Üç büyük şehir Mısrata, Bingazi, Trablus ve ülkenin güneyi ve doğuda Derne Devrimci Güçlerin elinde, doğuda MIsır sınırındaki Tobruk, Beyda, Merç, batıda Tunus tarafında Zintan ise Hafter güçlerinin elinde bulunyor.

Ülkede şuan iki hükümet bulunuyor, batı daha çok Tobruk'u tanıyor ancak Libya Anayasa Mahkemesi'nin son seçimi iptal etmesi ve her iki hükümeti düşürmesi neticesinde yetkili merci olarak Trablus'ta bulunan Ulusal Kongre'yi görevlendirdi.Bunun üzerine batı da bu nedenle Trablus'u dışlayamadı ve onu dikkate almaya başladı. Ulusal Kongre'de Ömer El Hasi'yi Başbakan olarak atadı ve hükümeti onun kurmasını istedi ve hükümet kuruldu. Ömer El Hasi'de yönetim zaafı görülünce Ulusal Kongre Başbakanlığı bırakmasını istedi ve yeni Başbakan olarak Khalifa al Ghawi atandı.

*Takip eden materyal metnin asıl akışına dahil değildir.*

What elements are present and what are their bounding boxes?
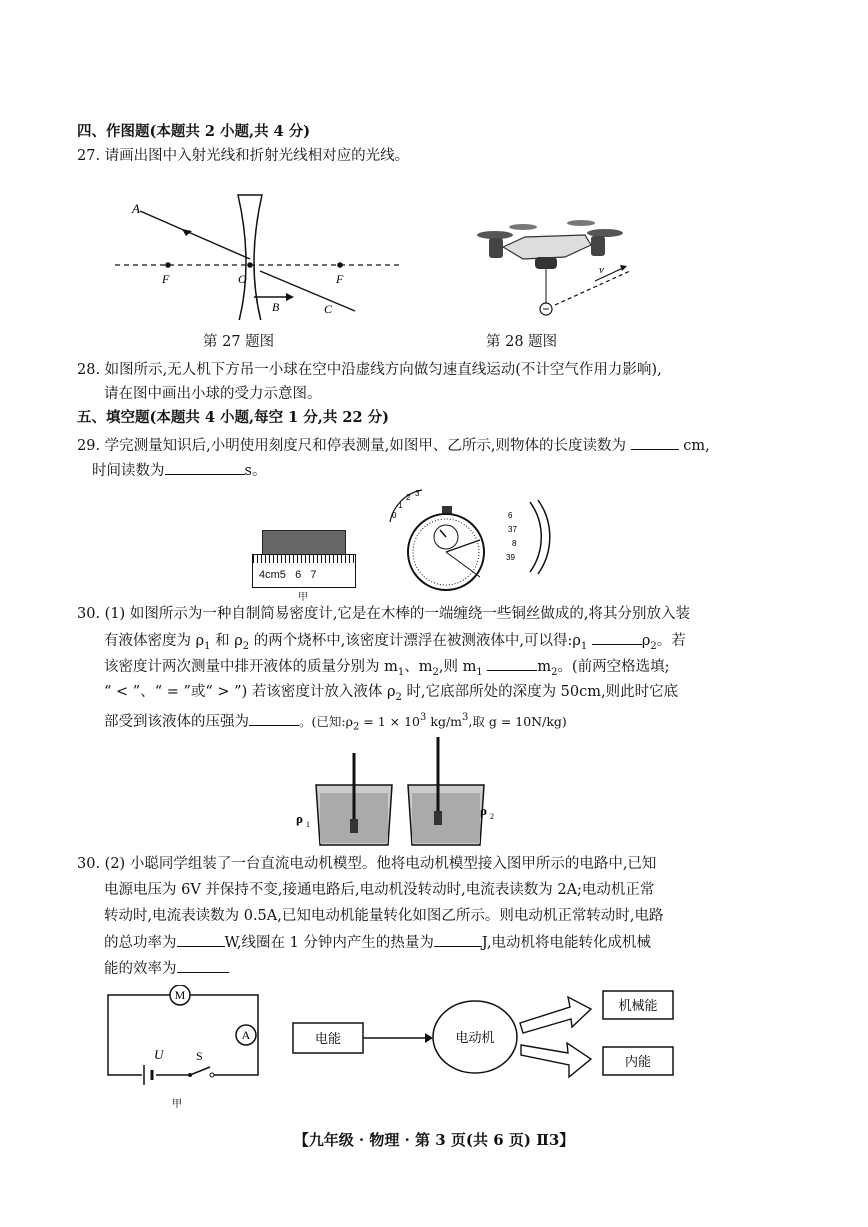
q30a-sub8: 2: [551, 666, 558, 678]
question-30a-line5: [104, 708, 567, 738]
measured-object: [262, 530, 346, 556]
hydrometer-left-bulb: [350, 819, 358, 833]
label-F-left: F: [162, 272, 170, 286]
question-28-line2: 请在图中画出小球的受力示意图。: [104, 386, 322, 402]
caption-q28: 第 28 题图: [486, 334, 558, 350]
q30a-t16: kg/m: [426, 713, 463, 729]
energy-diagram: [285, 985, 685, 1095]
ruler-figure: [252, 530, 356, 603]
rotor-right: [587, 229, 623, 237]
small-dial-num-3: 3: [415, 489, 420, 498]
beakers-figure: [290, 735, 510, 850]
q30a-sub4: 2: [650, 640, 657, 652]
q30a-sup1: 3: [420, 712, 427, 723]
q30a-t8: ,则 m: [438, 659, 477, 675]
question-30b-line2: 电源电压为 6V 并保持不变,接通电路后,电动机没转动时,电流表读数为 2A;电动机正常: [104, 882, 655, 898]
q30b-t1: 的总功率为: [104, 935, 177, 951]
q30a-t10: 。(前两空格选填;: [557, 659, 670, 675]
label-C: C: [324, 302, 333, 316]
q30a-sub7: 1: [476, 666, 483, 678]
stopwatch-figure: [380, 482, 560, 592]
question-30a-line2: [104, 630, 686, 657]
drone-body: [503, 235, 591, 259]
answer-blank-time[interactable]: [165, 460, 245, 475]
switch-label: S: [196, 1049, 203, 1063]
dial-number-8: 8: [512, 539, 517, 548]
focus-right-dot: [337, 262, 343, 268]
dial-number-37: 37: [508, 525, 517, 534]
q29-text-b: 时间读数为: [92, 463, 165, 479]
q29-text-a: 29. 学完测量知识后,小明使用刻度尺和停表测量,如图甲、乙所示,则物体的长度读数为: [77, 438, 626, 454]
q30b-t2: W,线圈在 1 分钟内产生的热量为: [224, 935, 434, 951]
label-F-right: F: [336, 272, 344, 286]
label-internal-energy: 内能: [624, 1055, 652, 1070]
caption-q27: 第 27 题图: [203, 334, 275, 350]
q30a-t17: ,取 g = 10N/kg): [468, 713, 567, 729]
label-motor: 电动机: [455, 1031, 495, 1046]
voltage-label: U: [154, 1047, 164, 1062]
page-footer: 【九年级 · 物理 · 第 3 页(共 6 页) Ⅱ3】: [293, 1131, 575, 1149]
q30a-sub9: 2: [395, 691, 402, 703]
focus-left-dot: [165, 262, 171, 268]
q30a-t7: 、m: [404, 659, 433, 675]
optical-center-dot: [247, 262, 253, 268]
large-dial-arc-outer: [538, 500, 550, 574]
arrow-mechanical: [520, 997, 591, 1033]
dial-number-39: 39: [506, 553, 515, 562]
q30a-t12: 时,它底部所处的深度为 50cm,则此时它底: [401, 684, 679, 700]
rho1-label: ρ: [296, 811, 303, 826]
q30a-t6: 该密度计两次测量中排开液体的质量分别为 m: [104, 659, 398, 675]
q30a-t1: 有液体密度为 ρ: [104, 633, 205, 649]
refracted-ray-arrow: [286, 293, 294, 301]
ruler-ticks: [253, 555, 355, 563]
question-30a-line3: [104, 656, 669, 683]
ammeter-label: A: [241, 1028, 251, 1042]
ruler-caption: 甲: [298, 592, 308, 603]
question-29-line2: [92, 460, 266, 481]
q30a-sup2: 3: [462, 712, 469, 723]
answer-blank-pressure[interactable]: [249, 711, 299, 726]
question-27-text: 27. 请画出图中入射光线和折射光线相对应的光线。: [77, 148, 410, 164]
motion-path: [555, 271, 630, 305]
motor-label: M: [174, 988, 186, 1002]
q30a-t15: = 1 × 10: [359, 713, 421, 729]
rho2-subscript: 2: [490, 812, 494, 821]
label-electric-energy: 电能: [314, 1032, 342, 1047]
circuit-caption: 甲: [172, 1099, 182, 1110]
answer-blank-heat[interactable]: [434, 932, 482, 947]
label-mechanical-energy: 机械能: [618, 999, 658, 1014]
q30a-t9: m: [537, 659, 552, 675]
q30b-t3: J,电动机将电能转化成机械: [481, 935, 651, 951]
answer-blank-length[interactable]: [631, 435, 679, 450]
drone-camera: [535, 257, 557, 269]
label-O: O: [238, 272, 247, 286]
switch-contact: [210, 1073, 214, 1077]
question-28-line1: 28. 如图所示,无人机下方吊一小球在空中沿虚线方向做匀速直线运动(不计空气作用力影响),: [77, 362, 662, 378]
q30a-t3: 的两个烧杯中,该密度计漂浮在被测液体中,可以得:ρ: [249, 633, 581, 649]
q30a-t2: 和 ρ: [210, 633, 243, 649]
question-30b-line1: 30. (2) 小聪同学组装了一台直流电动机模型。他将电动机模型接入图甲所示的电路中,已知: [77, 856, 657, 872]
q30a-sub3: 1: [580, 640, 588, 652]
ruler-numbers: 4cm5 6 7: [259, 569, 317, 581]
small-dial-num-1: 1: [398, 501, 403, 510]
q30a-t5: 。若: [656, 633, 686, 649]
motor-left: [489, 238, 503, 258]
question-30a-line4: [104, 682, 678, 708]
answer-blank-power[interactable]: [177, 932, 225, 947]
section-heading-4: 四、作图题(本题共 2 小题,共 4 分): [77, 123, 311, 140]
ruler: [252, 554, 356, 588]
rotor-left: [477, 231, 513, 239]
q30a-t4: ρ: [641, 633, 651, 649]
velocity-label: v: [599, 264, 604, 276]
concave-lens: [238, 195, 262, 320]
q29-unit-cm: cm,: [683, 438, 710, 454]
drone-diagram-q28: [465, 205, 645, 325]
rho2-label: ρ: [480, 803, 487, 818]
liquid-right: [412, 793, 480, 843]
rotor-back-left: [509, 224, 537, 230]
section-heading-5: 五、填空题(本题共 4 小题,每空 1 分,共 22 分): [77, 409, 389, 426]
answer-blank-efficiency[interactable]: [177, 958, 229, 973]
rho1-subscript: 1: [306, 820, 310, 829]
answer-blank-density[interactable]: [592, 630, 642, 645]
q30a-t14: 。(已知:ρ: [299, 713, 353, 729]
arrow-input-head: [425, 1033, 433, 1043]
q30b-t4: 能的效率为: [104, 961, 177, 977]
question-30b-line5: [104, 958, 229, 979]
q30a-sub5: 1: [397, 666, 405, 678]
question-30b-line3: 转动时,电流表读数为 0.5A,已知电动机能量转化如图乙所示。则电动机正常转动时,电路: [104, 908, 664, 924]
q30a-sub10: 2: [352, 721, 360, 733]
small-dial-num-2: 2: [406, 493, 411, 502]
dial-number-6: 6: [508, 511, 513, 520]
lens-diagram-q27: [110, 185, 410, 320]
q29-unit-s: s。: [244, 463, 267, 479]
label-A: A: [132, 201, 140, 216]
question-29-line1: [77, 435, 710, 456]
rotor-back-right: [567, 220, 595, 226]
label-B: B: [272, 300, 280, 314]
question-30b-line4: [104, 932, 651, 953]
q30a-sub1: 1: [204, 640, 211, 652]
motor-right: [591, 236, 605, 256]
answer-blank-mass[interactable]: [487, 656, 537, 671]
circuit-diagram: [100, 985, 270, 1110]
arrow-internal: [521, 1043, 591, 1077]
hydrometer-right-bulb: [434, 811, 442, 825]
large-dial-arc: [530, 502, 541, 572]
q30a-sub6: 2: [432, 666, 439, 678]
q30a-sub2: 2: [242, 640, 250, 652]
incident-ray: [140, 211, 250, 259]
question-30a-line1: 30. (1) 如图所示为一种自制简易密度计,它是在木棒的一端缠绕一些铜丝做成的,将其分别放入装: [77, 606, 691, 622]
q30a-t11: “ < ”、“ = ”或“ > ”) 若该密度计放入液体 ρ: [104, 684, 396, 700]
small-dial-num-0: 0: [392, 511, 397, 520]
velocity-arrow-head: [620, 265, 627, 271]
q30a-t13: 部受到该液体的压强为: [104, 713, 249, 730]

Devrimci Güçlerin, Türkiye'den çok büyük beklentisi var. Emrullah İşler'in Lİbya özel temsilcisi olarak atanmasını muhattaplık açısından son derece önemli görüyorlar. Tobruk Hükümetini destekleyen aşiret ve siyasi gruplarının büyük bir çoğunluğu Türkiye'nin arabulucu olmasını önemsiyorlar ve Türkiye'ye sıcak bakıyorlar, bu bakımdan Hafter'den ayrılıyorlar.Ancak Türkiye'nin saha da daha aktif olması gerekiyor ve bu noktada çok ciddi eleştiriler var. Özellikle Türkiye Kızılayı, Yunus Emre Enstitüsü, TİKA, ve THY'nin aktifleşmesi isteniyor.Bu bağlamda THY'nin Mısrata'ya tehditten dolayı durduğu seferlerin başlaması isteniyor. Fizan'dan gelenler Türkiye'nin Fizan'da konslosluk açmasını istiyorlar.Tarihsel olarak Libya'da üç bölge bulunuyor; Barka (doğu), Trablus (batı), Fizan (Güney)

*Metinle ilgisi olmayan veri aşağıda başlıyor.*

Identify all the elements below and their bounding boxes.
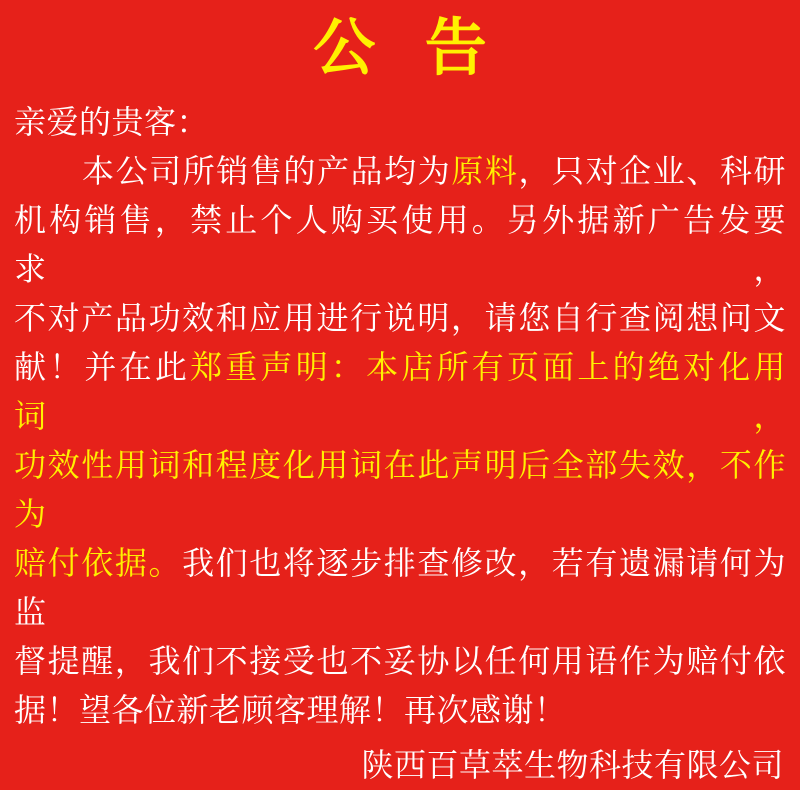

Türkçe kurslarına karşı son derece büyük bir ilgi var ve ne yazık ki Yunus Emre Enstitüsü bu görevini yapamadığı için boşluğu başkaları doldurdu ve buralarda özellikle AK Parti Hükümeti'ne karşı son derece olumsuz propaganda yapılıyor. Yapılan propagandaya akıl sır ermiyor. Örneğin; Beşir Atalay'ın Muta'dan olma çocuğunun Hakan Fidan olduğu ve Türkiye'nin Şii'leştiği burada güçlü olan işadamlarına ve öğrenci velilerine anlatılıyor.Bu duruma isyan eden ve Libya'da çalışan bazı işçilerimiz durumu Bingazi Başkonslosluğu'na şikayette bulundular. Bu sohbete katılan Beyda'daki aşiret reisi daha önce gelen arkadaşlarımıza, "Mısır'ı kaybettik, Türkiye'yi kaybettirmeyin. Biz Tayyip Erdoğan'ı biliyoruz, sizin dediğiniz gibi hain olamaz" diyerek anlatınlara isyan ediyordu. Bu nedenle Yunus Emre Enstitüsü'nün çalışmalarına Libya'da çok büyük ihtiyaç var.
Yarın inşallah Mısrata'dan Trablus'a geçeceğiz ve Libya'nın durumunu oradan anlatmaya çalışacağız.